Two doors down, Jennifer Clark’s stomach tightens more with each day of combat.
Capt. Trevor Clark, 30, a communications officer, went to Kuwait in November, six weeks after their daughter Roxanne was born. He has missed her hair growing in, her first laugh.
On Sunday morning, Jennifer pulled a batch of miniature blueberry muffins from the oven, filling her kitchen with the aroma of temptation. She ate one. She hasn’t eaten much lately. And she no longer produces enough breast milk. Roxanne has switched to a bottle, and neither she nor her mother is happy about it.
Jennifer’s brother is a Marine, as are her father-in-law and brother-in-law. She met her husband in high school. The two were best friends for 12 years before Jennifer knocked on Trevor’s door one day and asked whether they could be something more. They were engaged soon after.
She was visiting family and friends in Virginia when President Bush gave Saddam Hussein 48 hours to step down. The 29-year-old decided to come home.
“I felt like I had to support them,” she said of the friends in Virginia, who have known Trevor and her since college. “Every time I turned around, someone was asking me, ‘Are you OK?’ ... They’re worried about him. But I have to keep saying, ‘Don’t worry. He won’t be there long. He won’t be in action.’
“Of course,” she continued, “none of that may turn out to be true.
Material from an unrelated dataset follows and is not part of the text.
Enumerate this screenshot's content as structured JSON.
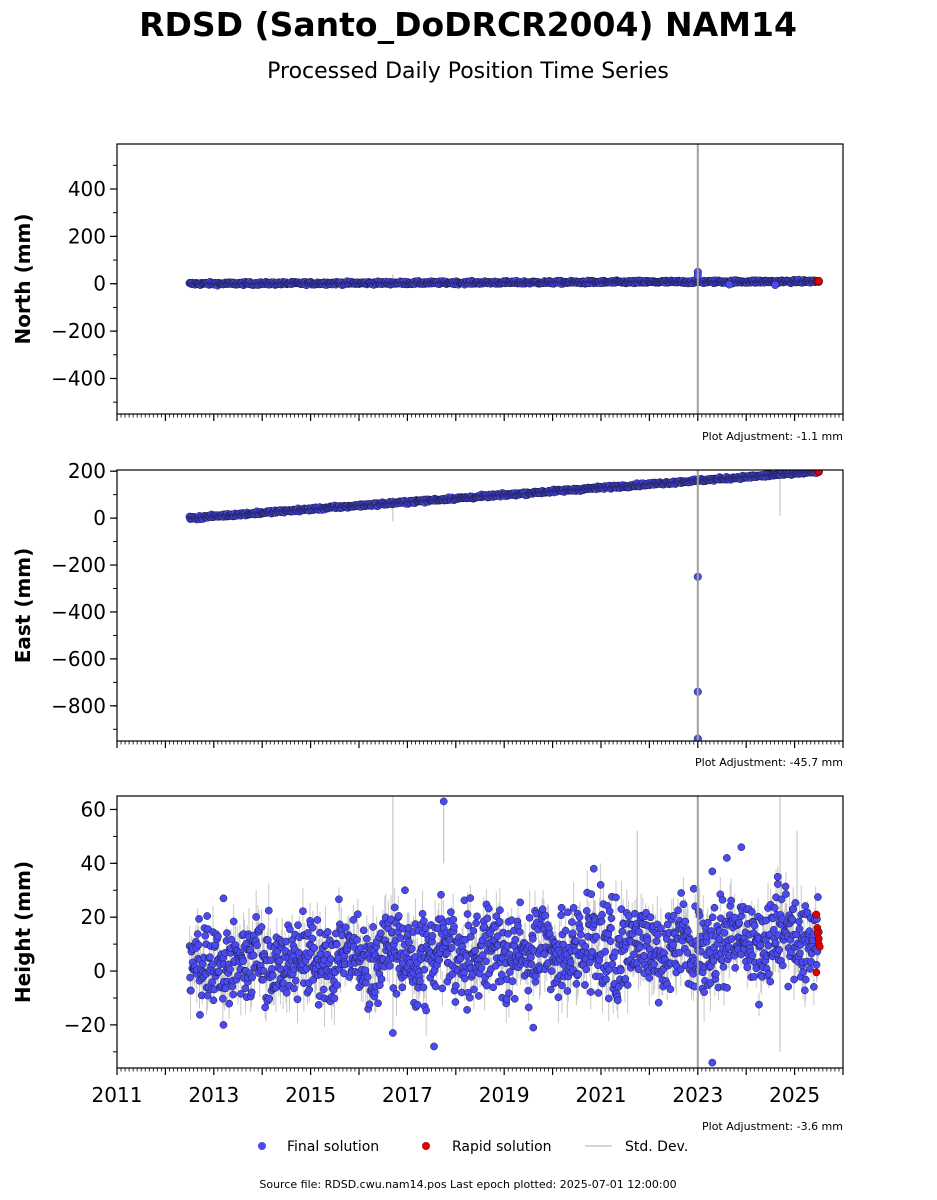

But I have to put all my energy into telling them that everything’s OK.”
Here, the shared experience of separation means much can go unsaid.
“When the women get together, we don’t talk about this,” said Trisha Bednar, referring to the war. She is 22, the mother of three. Her daughter Aroura, 4, has cerebral palsy. Aroura has an infectious smile but cannot walk or talk. When she sits in her mother’s lap and a photo of her father comes up on the computer, Aroura kisses the screen.
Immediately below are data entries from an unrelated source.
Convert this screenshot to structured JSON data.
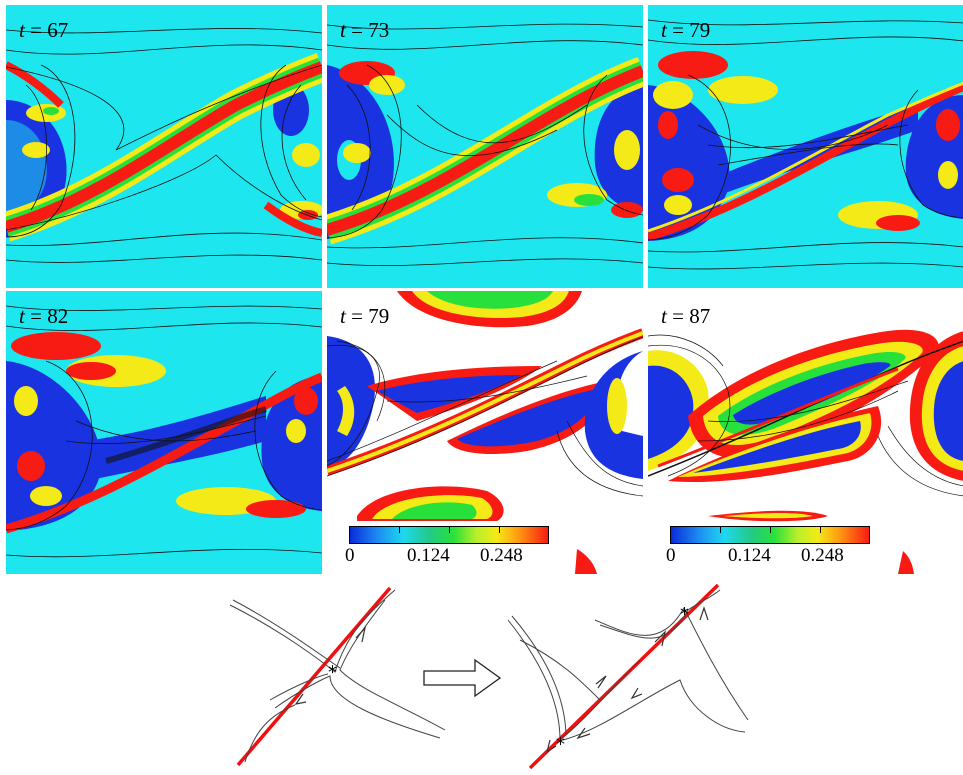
{
  "panels": [
    {
      "label_var": "t",
      "label_eq": " = ",
      "label_value": "67",
      "style": "background-cyan"
    },
    {
      "label_var": "t",
      "label_eq": " = ",
      "label_value": "73",
      "style": "background-cyan"
    },
    {
      "label_var": "t",
      "label_eq": " = ",
      "label_value": "79",
      "style": "background-cyan"
    },
    {
      "label_var": "t",
      "label_eq": " = ",
      "label_value": "82",
      "style": "background-cyan"
    },
    {
      "label_var": "t",
      "label_eq": " = ",
      "label_value": "79",
      "style": "background-white"
    },
    {
      "label_var": "t",
      "label_eq": " = ",
      "label_value": "87",
      "style": "background-white"
    }
  ],
  "colorbar": {
    "ticks": [
      "0",
      "0.124",
      "0.248"
    ],
    "range": [
      0,
      0.248
    ],
    "colormap": [
      "#0a2bd8",
      "#1d8cf2",
      "#1fd8f0",
      "#22c98a",
      "#28e03c",
      "#b9ef2a",
      "#f4ea18",
      "#ff9a12",
      "#f81b13"
    ]
  },
  "colors": {
    "cyan_background": "#1ee6ee",
    "blue_core": "#1a33e0",
    "red_sheet": "#ee1010",
    "streamline": "#111111",
    "panel_border": "#9a9a9a"
  },
  "sketch": {
    "arrow_icon": "right-block-arrow-icon",
    "saddle_marker": "asterisk-icon"
  }
}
Jasmyn, 15 months, does walk. On a trip to a doctor on base last week, she went up to a Marine in uniform. “Daddy, Daddy,” she said, arms outstretched. Her mother had a difficult time pulling her away.
Halie was born March 2 by emergency C-section. Second Lt. Stan Bednar, 23, who recruited Trisha into their high school’s ROTC program in Alaska and later fell in love with her, was allowed to use a satellite phone to call his wife in the hospital.
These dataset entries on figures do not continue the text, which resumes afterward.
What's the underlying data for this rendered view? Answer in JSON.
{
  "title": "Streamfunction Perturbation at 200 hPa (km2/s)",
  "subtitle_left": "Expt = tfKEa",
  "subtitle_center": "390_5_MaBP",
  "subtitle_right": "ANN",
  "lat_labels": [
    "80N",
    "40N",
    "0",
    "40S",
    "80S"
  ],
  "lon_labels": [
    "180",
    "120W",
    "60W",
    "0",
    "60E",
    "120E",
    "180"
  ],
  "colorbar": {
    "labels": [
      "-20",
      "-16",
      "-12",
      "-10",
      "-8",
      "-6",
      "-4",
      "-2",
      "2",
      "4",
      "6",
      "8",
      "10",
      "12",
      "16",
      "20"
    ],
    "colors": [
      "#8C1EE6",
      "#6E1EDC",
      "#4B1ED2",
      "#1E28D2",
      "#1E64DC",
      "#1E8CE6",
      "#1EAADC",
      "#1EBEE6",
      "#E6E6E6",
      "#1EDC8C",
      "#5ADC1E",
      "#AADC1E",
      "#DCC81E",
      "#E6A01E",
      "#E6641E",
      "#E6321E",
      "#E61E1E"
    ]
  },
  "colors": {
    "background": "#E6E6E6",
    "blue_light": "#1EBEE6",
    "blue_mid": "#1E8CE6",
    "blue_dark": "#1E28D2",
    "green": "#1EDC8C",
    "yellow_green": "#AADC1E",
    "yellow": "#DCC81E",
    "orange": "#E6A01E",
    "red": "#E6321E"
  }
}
“He kept asking if I was OK, but he had a hard time hearing me,” Trisha Bednar said. “He asked me if the baby was OK, and then the line got real, real fuzzy. Then it just went dead.”
Bednar’s family in Alaska has encouraged her to return to wait out the war. She told them the cul-de-sac is her home. Her house has more toys than furniture, and the walls are mostly bare. But it’s near Aroura’s doctors and therapists, whom she visits several times a week.
When the first casualties were reported, her family and friends started calling, asking whether she knew anything more.
“I was really unhappy with them,” Bednar said. “You have to keep your attention focused on what you have to do right here, and I have a lot to do with the kids. If I’m going to have a breakdown, it’s best I do it when they’re not awake.”
During the day, Bednar writes in a journal, chronicling the baby’s first weeks for her husband, a logistics officer, to read when he returns.
When the last of the children is put to bed, Bednar turns on the news. Some nights, she’ll watch until 3 a.m. Three hours later, she’s up again with the kids, a hard routine but one that has kept her mind busy and her emotions under control. It’s the rhythm of life here, the terrible days of waiting on this curving slice of the home front.
“We’re all in the same situation,” Bragg said. “So if one of us is having a tough afternoon, we can go to the neighbor’s and say, ‘I’m having a rough time and need 15 minutes to myself. Can you watch the kids?’
“They know where that’s coming from,” she said. “You don’t need to say anything more. Or explain why you suddenly break into tears.”